Robertson is credited with having led Annie Besant to socialism, although he himself became a “New Liberal.”
In his Pagan Christs (1903), Robertson wrote,
- Petronius was surely right in saying Fear made the gods. In primitive times fear of the unknown was normal; gratitude to an unknown was impossible.
In 1906 he was elected Liberal M.P. for Tynemouth, having previously failed to win Northampton. In 1911 he was appointed Parliamentary Under-Secretary to the Board of Trade, a position he held until the fall of Asquith’s government in 1915. Losing his seat as an Asquithian Liberal in 1918, he devoted himself to freethought literature until his death.
The breadth of his writings on both freethought and political topics was enormous, and he became one of the most important of latter-day Liberals and Secularists. Robertson believed that Jesus never existed, and he wrote a five-volume series on the subject. The Gospels, he reasoned, were actually derived from morality plays. Although few historians and scholars now agree, his concepts stirred much discussion.

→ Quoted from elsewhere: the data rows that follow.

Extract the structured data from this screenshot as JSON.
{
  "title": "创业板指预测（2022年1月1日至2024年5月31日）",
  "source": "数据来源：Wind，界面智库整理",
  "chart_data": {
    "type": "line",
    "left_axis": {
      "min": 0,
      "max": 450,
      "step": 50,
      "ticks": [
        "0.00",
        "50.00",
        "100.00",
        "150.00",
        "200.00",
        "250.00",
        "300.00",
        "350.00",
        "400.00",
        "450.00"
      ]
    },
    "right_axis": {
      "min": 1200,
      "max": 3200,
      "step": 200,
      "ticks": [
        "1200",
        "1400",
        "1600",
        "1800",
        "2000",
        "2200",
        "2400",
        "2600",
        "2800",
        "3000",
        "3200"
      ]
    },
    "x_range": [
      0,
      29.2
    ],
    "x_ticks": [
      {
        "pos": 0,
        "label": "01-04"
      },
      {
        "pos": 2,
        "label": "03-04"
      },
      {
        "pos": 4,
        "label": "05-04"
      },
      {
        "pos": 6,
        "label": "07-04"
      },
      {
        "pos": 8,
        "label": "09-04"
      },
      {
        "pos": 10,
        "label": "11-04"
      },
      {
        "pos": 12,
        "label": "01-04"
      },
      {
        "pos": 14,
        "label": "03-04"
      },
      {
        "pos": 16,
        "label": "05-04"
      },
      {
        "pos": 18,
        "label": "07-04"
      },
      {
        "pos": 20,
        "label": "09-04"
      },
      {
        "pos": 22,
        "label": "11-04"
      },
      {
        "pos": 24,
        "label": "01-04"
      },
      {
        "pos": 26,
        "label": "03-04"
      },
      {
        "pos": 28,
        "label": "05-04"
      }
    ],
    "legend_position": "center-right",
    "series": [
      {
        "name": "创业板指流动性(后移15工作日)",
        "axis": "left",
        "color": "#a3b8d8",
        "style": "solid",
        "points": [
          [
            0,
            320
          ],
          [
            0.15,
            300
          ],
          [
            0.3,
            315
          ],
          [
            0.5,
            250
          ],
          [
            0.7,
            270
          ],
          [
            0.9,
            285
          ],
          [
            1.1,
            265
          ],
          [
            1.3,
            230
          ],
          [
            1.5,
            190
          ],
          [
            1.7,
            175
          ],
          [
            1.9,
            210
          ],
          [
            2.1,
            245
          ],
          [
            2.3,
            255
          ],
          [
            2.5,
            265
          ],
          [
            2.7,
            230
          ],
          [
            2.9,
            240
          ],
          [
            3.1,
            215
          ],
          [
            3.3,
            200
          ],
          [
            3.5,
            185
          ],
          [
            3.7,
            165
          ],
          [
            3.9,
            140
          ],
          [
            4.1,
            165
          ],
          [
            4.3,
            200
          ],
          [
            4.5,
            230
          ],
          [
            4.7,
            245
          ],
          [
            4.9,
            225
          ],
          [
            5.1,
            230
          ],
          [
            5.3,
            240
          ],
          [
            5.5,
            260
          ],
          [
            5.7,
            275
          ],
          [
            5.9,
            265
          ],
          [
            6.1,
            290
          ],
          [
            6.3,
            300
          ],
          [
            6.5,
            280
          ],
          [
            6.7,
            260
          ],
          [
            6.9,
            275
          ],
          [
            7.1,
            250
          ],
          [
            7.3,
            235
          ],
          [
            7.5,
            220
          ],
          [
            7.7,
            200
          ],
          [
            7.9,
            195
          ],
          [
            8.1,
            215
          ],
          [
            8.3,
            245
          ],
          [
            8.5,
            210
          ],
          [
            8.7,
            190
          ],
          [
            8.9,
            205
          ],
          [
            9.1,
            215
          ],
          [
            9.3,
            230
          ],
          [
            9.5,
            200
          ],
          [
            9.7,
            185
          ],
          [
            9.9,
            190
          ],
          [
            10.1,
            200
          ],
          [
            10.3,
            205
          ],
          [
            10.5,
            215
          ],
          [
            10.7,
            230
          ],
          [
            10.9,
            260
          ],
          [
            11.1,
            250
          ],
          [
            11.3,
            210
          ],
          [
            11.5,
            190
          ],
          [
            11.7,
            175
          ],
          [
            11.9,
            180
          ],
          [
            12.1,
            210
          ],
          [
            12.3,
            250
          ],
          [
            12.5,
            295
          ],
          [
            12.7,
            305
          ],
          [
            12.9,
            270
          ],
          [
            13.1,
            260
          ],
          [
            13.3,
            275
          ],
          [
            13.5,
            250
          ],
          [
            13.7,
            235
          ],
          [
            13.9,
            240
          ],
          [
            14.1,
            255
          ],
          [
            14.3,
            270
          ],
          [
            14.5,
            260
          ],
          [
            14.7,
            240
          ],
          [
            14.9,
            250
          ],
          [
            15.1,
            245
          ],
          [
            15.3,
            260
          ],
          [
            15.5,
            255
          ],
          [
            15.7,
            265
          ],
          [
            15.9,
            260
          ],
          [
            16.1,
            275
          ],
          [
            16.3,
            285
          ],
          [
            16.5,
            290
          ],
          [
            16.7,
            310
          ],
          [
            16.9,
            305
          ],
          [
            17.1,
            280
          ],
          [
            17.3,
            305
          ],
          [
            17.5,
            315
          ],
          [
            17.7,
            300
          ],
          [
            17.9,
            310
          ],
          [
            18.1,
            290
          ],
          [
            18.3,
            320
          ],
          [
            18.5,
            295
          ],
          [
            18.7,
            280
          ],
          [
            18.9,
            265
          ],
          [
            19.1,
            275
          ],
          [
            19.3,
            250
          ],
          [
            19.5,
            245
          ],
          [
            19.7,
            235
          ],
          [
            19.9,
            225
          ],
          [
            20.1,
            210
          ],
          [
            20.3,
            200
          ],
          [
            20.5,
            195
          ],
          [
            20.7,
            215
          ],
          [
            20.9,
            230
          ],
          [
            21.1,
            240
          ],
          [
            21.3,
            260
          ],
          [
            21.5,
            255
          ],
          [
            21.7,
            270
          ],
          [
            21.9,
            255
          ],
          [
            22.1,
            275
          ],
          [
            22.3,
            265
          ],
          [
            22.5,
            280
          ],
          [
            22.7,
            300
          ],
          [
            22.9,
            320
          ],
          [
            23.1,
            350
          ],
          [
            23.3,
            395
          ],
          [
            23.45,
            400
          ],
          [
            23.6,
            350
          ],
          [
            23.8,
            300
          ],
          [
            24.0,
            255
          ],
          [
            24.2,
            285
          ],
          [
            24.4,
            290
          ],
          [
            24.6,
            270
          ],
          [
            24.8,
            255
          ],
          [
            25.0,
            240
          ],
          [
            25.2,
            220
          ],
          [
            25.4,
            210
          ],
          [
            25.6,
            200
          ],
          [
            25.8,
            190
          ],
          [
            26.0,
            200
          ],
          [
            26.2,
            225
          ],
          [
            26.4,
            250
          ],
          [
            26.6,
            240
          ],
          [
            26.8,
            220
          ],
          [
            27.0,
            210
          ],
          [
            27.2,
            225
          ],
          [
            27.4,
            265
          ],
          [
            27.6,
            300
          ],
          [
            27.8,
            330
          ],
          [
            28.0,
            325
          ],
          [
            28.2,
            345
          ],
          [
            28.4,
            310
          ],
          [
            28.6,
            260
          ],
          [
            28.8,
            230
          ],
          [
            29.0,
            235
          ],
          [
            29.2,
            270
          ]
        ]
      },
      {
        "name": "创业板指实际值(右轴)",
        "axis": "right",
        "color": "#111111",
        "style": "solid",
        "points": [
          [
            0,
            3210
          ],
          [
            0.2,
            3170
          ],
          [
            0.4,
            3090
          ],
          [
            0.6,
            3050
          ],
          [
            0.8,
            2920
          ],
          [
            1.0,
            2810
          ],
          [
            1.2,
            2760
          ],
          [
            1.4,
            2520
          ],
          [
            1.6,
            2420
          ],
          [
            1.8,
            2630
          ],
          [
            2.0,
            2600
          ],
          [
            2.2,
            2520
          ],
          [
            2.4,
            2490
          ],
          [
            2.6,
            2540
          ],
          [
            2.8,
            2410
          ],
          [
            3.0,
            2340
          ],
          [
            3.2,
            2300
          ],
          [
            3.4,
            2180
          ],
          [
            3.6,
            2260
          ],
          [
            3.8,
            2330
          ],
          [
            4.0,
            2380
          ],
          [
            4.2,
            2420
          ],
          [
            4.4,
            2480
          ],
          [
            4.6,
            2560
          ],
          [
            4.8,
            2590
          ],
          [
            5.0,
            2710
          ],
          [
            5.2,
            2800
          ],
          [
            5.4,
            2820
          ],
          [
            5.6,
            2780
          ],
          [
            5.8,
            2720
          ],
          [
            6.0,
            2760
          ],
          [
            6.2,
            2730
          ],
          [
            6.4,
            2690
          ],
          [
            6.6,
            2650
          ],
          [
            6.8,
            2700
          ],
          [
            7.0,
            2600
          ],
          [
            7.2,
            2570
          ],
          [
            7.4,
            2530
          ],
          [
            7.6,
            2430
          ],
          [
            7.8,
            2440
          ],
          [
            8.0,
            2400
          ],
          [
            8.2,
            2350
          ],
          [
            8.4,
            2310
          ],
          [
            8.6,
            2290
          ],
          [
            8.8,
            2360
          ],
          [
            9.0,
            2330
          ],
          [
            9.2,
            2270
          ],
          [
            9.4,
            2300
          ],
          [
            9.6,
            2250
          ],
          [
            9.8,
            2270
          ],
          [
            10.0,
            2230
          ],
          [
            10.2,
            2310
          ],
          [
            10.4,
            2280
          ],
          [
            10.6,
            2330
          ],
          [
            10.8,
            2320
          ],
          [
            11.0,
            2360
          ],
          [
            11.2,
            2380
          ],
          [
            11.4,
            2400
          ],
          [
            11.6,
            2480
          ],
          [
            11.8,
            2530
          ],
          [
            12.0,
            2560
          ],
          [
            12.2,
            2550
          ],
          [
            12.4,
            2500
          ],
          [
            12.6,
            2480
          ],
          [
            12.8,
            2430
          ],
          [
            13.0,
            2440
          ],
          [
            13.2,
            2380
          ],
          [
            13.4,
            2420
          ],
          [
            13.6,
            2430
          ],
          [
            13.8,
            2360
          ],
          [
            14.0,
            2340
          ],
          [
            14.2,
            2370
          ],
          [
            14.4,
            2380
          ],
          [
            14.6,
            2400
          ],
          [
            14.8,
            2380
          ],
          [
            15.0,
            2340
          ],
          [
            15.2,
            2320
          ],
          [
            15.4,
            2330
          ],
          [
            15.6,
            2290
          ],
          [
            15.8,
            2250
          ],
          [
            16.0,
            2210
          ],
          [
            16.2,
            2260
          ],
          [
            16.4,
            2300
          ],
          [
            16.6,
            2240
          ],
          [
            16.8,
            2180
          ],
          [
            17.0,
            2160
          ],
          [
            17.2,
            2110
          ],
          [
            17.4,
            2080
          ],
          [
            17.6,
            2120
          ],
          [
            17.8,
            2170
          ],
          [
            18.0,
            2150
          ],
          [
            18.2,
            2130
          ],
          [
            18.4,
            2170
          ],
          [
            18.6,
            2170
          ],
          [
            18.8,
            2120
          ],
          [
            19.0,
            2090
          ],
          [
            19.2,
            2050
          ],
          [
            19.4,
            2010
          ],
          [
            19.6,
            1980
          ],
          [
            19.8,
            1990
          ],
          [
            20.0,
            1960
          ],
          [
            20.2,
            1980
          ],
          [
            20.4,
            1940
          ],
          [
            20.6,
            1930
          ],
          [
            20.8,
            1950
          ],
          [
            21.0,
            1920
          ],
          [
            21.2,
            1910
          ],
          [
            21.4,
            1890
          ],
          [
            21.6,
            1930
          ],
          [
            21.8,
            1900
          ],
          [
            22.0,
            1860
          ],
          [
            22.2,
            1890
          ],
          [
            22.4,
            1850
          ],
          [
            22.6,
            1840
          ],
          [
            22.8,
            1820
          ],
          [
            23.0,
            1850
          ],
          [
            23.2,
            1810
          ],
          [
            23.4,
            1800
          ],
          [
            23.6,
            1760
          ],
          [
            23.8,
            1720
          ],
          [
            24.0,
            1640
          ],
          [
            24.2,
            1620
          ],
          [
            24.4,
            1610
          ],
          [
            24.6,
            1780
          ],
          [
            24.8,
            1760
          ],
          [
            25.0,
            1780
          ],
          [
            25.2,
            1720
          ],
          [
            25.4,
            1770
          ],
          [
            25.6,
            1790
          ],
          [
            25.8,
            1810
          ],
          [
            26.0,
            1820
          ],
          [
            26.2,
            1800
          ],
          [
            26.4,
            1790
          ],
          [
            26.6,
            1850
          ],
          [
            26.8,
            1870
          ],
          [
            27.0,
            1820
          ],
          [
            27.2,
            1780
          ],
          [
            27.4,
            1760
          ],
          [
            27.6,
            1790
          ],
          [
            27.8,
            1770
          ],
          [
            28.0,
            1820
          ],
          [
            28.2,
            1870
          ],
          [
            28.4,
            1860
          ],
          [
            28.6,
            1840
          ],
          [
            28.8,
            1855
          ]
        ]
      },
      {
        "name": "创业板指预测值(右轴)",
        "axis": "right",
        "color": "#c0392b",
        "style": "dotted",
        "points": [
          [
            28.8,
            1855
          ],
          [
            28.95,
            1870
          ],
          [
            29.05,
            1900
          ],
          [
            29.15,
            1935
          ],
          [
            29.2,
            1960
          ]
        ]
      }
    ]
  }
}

He used “freethought” almost as a synonym for progress in the liberalization of the philosophy of religion, states Gordon Stein. His editorship of Reformer was from 1893 to 1904, prior to which he had been an editor of The National Reformer, upon which Charles Bradlaugh and Joseph Barker had also been editors. During his time with Bradlaugh, Robertson professed atheism but later, according to Joseph McCabe, preferred to be called an agnostic.
Following Moncure Conway’s departure from the South Place Ethical Society in 1899, he along with Herbert Burrows and J. A. Hobson served as a panel of lecturers there.
In 1895, Robertson wrote Modern Humanists.
He then wrote Short History of Freethought, Ancient and Modern (1915), which is a major and authoritative book on the subject. His two-volume History of Freethought and his History of Freethought in the Nineteenth Century (1929) are major reference works.
Robertson’s wide interests included Walt Whitman, about whom he published a study in the “Round Table Series,” Mithraism, socialism, Toryism, and barbarism. He also wrote a pamphlet, “Thomas Paine: An Investigation,” a scathing exposure in 1900 of Christian calumnies regarding Paine’s alleged deathbed recantation.
For some months before his death, Robertson’s health had been failing. He attended a meeting of the Bradlaugh Centenary Committee in December. On Thursday January 5, 1933, he was at work on two books which he was writing, and in the evening was listening to a wireless talk on “Saving,” a subject in which he had long been keenly interested. Shortly afterward he had a “stroke” and died. His remains were cremated on January 7, and in accordance with his own often-expressed wish there was no ceremony of any kind at the funeral.